As rescue teams and residents combed the wreckage of hillside communities near tourist hotspot Rio de Janiero, forecasters on Friday warned the wet weather was likely to last into next week.
"It will keep raining until at least next Wednesday in the Serrana region of Rio de Janeiro. We are predicting a light but steady rain, which is not good because it could lay the conditions for more landslides," warned the head of national weather institute, Luiz Cavalcanti.
He stressed "light but continuous rain is very dangerous" because there is nowhere for it to flow away to and "it accumulates until the earth gives way under its weight and swallows up the hillside."
The bad weather was hampering efforts to reach many small towns and rural areas, cut off after the floods washed away roads and tracks.

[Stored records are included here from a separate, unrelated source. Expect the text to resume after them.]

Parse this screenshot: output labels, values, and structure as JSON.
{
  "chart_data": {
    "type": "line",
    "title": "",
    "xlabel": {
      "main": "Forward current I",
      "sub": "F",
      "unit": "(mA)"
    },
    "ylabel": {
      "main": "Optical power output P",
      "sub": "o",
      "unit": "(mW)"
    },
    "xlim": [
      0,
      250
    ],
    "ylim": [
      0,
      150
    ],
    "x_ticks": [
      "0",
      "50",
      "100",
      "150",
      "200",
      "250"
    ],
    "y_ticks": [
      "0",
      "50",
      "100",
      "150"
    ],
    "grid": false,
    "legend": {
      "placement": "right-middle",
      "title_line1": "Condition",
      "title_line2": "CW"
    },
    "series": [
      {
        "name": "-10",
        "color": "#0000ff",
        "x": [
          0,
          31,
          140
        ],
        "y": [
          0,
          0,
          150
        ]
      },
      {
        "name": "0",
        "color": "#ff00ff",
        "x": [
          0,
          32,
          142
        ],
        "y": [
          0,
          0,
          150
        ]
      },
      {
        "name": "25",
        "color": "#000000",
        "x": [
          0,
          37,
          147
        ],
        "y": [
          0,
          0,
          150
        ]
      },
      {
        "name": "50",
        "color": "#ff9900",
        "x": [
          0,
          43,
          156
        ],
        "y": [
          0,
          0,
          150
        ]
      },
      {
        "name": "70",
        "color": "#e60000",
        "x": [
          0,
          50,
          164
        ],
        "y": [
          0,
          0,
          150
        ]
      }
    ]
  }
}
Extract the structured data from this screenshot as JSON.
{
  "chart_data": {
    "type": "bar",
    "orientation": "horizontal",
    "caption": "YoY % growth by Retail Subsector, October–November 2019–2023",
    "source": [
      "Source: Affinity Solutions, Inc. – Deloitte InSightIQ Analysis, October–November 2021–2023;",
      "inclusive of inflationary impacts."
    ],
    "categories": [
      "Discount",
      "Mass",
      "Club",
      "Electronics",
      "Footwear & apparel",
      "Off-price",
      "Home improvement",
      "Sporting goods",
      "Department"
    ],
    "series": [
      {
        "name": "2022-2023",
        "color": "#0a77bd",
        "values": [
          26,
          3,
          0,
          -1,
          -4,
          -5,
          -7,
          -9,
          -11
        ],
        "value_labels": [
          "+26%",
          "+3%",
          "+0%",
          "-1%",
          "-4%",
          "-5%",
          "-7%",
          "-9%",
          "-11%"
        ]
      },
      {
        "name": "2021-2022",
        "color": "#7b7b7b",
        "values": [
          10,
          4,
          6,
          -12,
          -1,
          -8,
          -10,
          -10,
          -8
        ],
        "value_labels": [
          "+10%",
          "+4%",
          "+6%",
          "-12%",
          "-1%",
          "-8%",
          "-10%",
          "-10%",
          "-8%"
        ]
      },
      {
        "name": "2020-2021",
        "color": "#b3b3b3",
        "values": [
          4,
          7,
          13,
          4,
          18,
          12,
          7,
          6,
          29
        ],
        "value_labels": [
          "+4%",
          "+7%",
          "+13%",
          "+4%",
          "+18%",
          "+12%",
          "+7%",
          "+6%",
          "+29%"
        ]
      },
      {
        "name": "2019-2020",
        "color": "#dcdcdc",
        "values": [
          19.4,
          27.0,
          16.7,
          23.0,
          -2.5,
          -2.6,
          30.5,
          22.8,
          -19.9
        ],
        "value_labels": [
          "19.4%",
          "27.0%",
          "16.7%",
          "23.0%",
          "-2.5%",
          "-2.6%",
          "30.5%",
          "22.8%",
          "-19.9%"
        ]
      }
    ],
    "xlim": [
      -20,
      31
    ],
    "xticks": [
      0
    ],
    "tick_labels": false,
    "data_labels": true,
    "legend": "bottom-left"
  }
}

At least 545 people died in the towns of Nova Friburgo, Teresopolis, Petropolis and Sumidouro, the local mayors and Civil Defense officials reported. The toll however is not final, as rescuers continue to search amid the mud-covered rubble for bodies.
An estimated 12,000 people were left homeless.
Forecasters have said the storms dumped the equivalent of a month's rain on the area in just a few hours, and blamed the unusually wet weather on the La Nina phenomenon which has increased rainfall in southeast Brazil.
The G1 news outlet called it "the biggest climatic tragedy in the history of the country," surpassing the 437 people killed in a 1967 mudslide previously considered Brazil's worst disaster.
"The forecast of more rains is not reassuring," said the Rio governor Sergio Cabral, again urging residents to abandon their homes in the disaster zones and move to safer ground.
Hastily throwing bags into her car, Marise Ventura, 54, said she and others had no choice but to leave Nova Friburgo, one of the worst hit towns.
"I'm going because there's no electricity anywhere, no water, no food... So I'm going to a relative's place," she told AFP.
In the town center, mud had taken over a square in front of a white church. Bulldozers and plastic-clad workers were clearing the area.
"It's a total calamity. The town is finished. It was a tourist city, now it's finished," said local resident Zaquequ Pereira Gonacalves, 37.
The catastrophe is the first major challenge facing new Brazilian President Dilma Rousseff, sworn into office on January 1.
"It's very overwhelming. The scenes are very shocking," she said after visiting the area Thursday.
A day later, the government allocated 100 million reals ($59 million) in emergency assistance to the affected area.
"Half of this money will be in state and municipal accounts on Monday," announced National Integration Minister Fernando Bezerra.
Storms dumped the equivalent of a month's rain in just a few hours before dawn Wednesday, sending mudslides slicing through towns and hamlets, destroying homes, roads and bridges and knocking out telephone and power lines.
Churches and police stations in the affected towns have been turned into makeshift morgues, the smell of decomposing corpses heavy in the warm air.
Survivors desperate for news swamped the morgues and scrutinized photos in an attempt to identify the missing. Many of the bodies were those of children, women and old people.
A fireman described the gut-wrenching ordeal. "You have no idea how hard it is to see the bodies of so many children... It's horrible," he told AFP.
Originally a 19th century getaway for Brazilian aristocracy, Nova Friburgo and neighboring Teresopolis and Petropolis increasingly came to rely on tourism for their livelihoods.
Hotels say they have lost millions with the mudslides wiping out their usually lucrative summer vacation season which has just started.
Local residents said that looting had begun in the abandoned outlying town neighborhoods.